Esiste una vocazione a compendiare e fornire organicità a tutto il sapere in forma di artes è un tratto distintivo delle artes liberales. Riporto un concetto che a me è piaciuto molto (p. 469).

“Tutto il patrimonio culturale greco-romano scampato alla caduta dell’impero è disperso in una miriade di opere complesse e di difficile lettura per uomini capaci solo di rapportarsi a conoscenze e nozioni di tipo compendiario e semplificato.

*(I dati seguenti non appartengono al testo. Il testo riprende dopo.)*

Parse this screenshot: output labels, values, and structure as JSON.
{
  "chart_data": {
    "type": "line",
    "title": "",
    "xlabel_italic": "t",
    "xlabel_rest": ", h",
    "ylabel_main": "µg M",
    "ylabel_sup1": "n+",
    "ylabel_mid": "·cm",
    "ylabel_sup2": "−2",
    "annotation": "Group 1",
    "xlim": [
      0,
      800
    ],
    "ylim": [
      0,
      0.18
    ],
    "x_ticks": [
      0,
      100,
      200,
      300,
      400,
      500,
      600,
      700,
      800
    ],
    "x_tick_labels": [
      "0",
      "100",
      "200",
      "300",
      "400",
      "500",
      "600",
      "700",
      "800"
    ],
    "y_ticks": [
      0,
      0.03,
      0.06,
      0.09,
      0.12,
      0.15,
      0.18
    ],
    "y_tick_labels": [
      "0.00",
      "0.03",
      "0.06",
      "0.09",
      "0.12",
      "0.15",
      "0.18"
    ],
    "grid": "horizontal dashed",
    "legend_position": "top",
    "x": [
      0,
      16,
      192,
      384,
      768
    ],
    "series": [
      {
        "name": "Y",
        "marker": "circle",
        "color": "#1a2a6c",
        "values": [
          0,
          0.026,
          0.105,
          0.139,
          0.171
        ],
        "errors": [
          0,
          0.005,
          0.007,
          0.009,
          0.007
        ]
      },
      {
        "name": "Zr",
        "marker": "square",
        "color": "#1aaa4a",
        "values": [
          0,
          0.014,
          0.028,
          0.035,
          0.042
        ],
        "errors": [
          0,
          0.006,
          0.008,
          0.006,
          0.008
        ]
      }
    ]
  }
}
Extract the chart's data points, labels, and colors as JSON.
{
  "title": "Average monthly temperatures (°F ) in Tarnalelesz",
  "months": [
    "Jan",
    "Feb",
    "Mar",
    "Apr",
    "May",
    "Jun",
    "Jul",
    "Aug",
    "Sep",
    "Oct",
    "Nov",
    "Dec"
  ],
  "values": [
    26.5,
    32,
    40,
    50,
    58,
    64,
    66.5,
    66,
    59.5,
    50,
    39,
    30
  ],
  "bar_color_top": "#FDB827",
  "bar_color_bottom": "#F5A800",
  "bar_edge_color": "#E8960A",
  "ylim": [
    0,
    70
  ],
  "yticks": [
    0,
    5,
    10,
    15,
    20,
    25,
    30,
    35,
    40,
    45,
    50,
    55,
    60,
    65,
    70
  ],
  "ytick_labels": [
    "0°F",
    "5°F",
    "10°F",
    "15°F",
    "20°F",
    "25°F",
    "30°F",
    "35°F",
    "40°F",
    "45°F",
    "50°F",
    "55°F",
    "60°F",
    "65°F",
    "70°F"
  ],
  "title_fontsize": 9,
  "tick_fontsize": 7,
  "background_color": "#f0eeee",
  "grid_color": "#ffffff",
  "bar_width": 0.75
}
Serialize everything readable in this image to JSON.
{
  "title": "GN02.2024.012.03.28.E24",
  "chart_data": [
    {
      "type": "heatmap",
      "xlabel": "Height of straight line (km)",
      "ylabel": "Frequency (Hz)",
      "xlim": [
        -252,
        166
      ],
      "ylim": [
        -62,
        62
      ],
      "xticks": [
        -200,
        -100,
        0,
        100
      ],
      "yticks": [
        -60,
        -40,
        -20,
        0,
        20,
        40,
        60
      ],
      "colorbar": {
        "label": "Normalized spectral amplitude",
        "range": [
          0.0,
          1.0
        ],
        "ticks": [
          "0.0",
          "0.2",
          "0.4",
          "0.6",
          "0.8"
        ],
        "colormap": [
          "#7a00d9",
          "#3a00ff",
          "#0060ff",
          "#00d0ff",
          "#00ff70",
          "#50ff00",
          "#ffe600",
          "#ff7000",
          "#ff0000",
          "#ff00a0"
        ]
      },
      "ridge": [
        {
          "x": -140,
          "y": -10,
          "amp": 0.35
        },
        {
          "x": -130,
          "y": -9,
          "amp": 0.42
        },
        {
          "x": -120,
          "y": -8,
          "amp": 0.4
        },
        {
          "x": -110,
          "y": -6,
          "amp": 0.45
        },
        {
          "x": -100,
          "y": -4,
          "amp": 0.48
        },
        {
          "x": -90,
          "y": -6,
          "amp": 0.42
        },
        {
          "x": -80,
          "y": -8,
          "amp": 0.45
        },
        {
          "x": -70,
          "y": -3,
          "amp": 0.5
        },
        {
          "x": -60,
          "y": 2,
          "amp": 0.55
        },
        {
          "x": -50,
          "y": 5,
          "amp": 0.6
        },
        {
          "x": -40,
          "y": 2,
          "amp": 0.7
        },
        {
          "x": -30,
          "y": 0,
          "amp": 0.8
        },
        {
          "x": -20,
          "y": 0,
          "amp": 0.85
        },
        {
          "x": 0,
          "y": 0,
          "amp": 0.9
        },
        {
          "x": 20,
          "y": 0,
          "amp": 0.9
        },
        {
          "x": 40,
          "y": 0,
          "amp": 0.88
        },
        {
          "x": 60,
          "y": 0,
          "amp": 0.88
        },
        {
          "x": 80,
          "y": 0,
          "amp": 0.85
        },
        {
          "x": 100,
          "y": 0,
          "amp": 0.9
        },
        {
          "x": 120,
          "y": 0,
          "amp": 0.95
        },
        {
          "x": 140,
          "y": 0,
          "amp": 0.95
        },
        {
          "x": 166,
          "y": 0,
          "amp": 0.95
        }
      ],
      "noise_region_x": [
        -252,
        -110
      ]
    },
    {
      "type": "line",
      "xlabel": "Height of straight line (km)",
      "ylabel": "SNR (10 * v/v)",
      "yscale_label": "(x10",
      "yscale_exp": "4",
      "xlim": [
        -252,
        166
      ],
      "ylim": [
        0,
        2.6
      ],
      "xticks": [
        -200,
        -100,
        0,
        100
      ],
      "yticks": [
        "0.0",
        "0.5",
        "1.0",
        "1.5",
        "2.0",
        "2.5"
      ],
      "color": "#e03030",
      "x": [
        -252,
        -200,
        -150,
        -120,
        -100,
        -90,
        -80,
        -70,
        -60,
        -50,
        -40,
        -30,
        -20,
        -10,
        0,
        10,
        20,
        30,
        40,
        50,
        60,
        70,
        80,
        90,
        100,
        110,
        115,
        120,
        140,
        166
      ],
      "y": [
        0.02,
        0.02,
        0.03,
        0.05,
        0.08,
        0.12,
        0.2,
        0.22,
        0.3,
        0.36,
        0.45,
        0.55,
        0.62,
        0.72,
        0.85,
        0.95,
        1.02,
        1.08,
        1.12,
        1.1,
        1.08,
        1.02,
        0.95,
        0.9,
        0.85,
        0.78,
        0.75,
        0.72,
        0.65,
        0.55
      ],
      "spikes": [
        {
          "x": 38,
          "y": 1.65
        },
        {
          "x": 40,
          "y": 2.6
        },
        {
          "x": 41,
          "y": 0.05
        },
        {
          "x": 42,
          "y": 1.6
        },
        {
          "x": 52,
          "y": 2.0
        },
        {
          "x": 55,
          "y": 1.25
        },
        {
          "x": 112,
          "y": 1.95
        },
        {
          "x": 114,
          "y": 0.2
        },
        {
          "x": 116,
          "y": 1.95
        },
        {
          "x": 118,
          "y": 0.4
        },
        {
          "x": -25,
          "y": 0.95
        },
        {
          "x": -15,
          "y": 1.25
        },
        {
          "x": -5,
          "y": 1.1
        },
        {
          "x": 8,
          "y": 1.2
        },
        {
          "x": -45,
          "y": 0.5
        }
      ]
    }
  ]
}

Da qui la necessità di recuperare e riordinare tutto il sapere antico […], per sottrarlo al fenomeno generalizzato di disgregazione della tradizione culturale, per risollevare l’organizzazione della scuola e soprattutto per venire incontro alle nuove esigenze della cristianità: facilitare la comprensione della Bibbia, preservare le verità teologiche dalla dispute sorte tra cattolici e ariani, trasmettere agli individui investiti di responsabilità politico-pastorali o dediti alla elaborazione di un nuovo sapere tutti gli elementi di cui si è arricchita la storia cristiana. […] Nel generale processo di ridistribuzione e riorganizzazione dei poteri politici le responsabilità legate alla preservazione e alla trasmissione del sapere vengono interamente delegate alle istituzioni ecclesiastiche e monastiche. La dimensione religiosa giunge così a permeare di sé anche la sfera culturale: lo sfondo teologico che guida il processo di trasmissione del sapere antico perseguito dai Patres diventa la ragione stessa del recupero sincretistico della cultura antica, portato avanti separatamente da intellettuali attivi in diverse regioni dell’ex Impero romano.”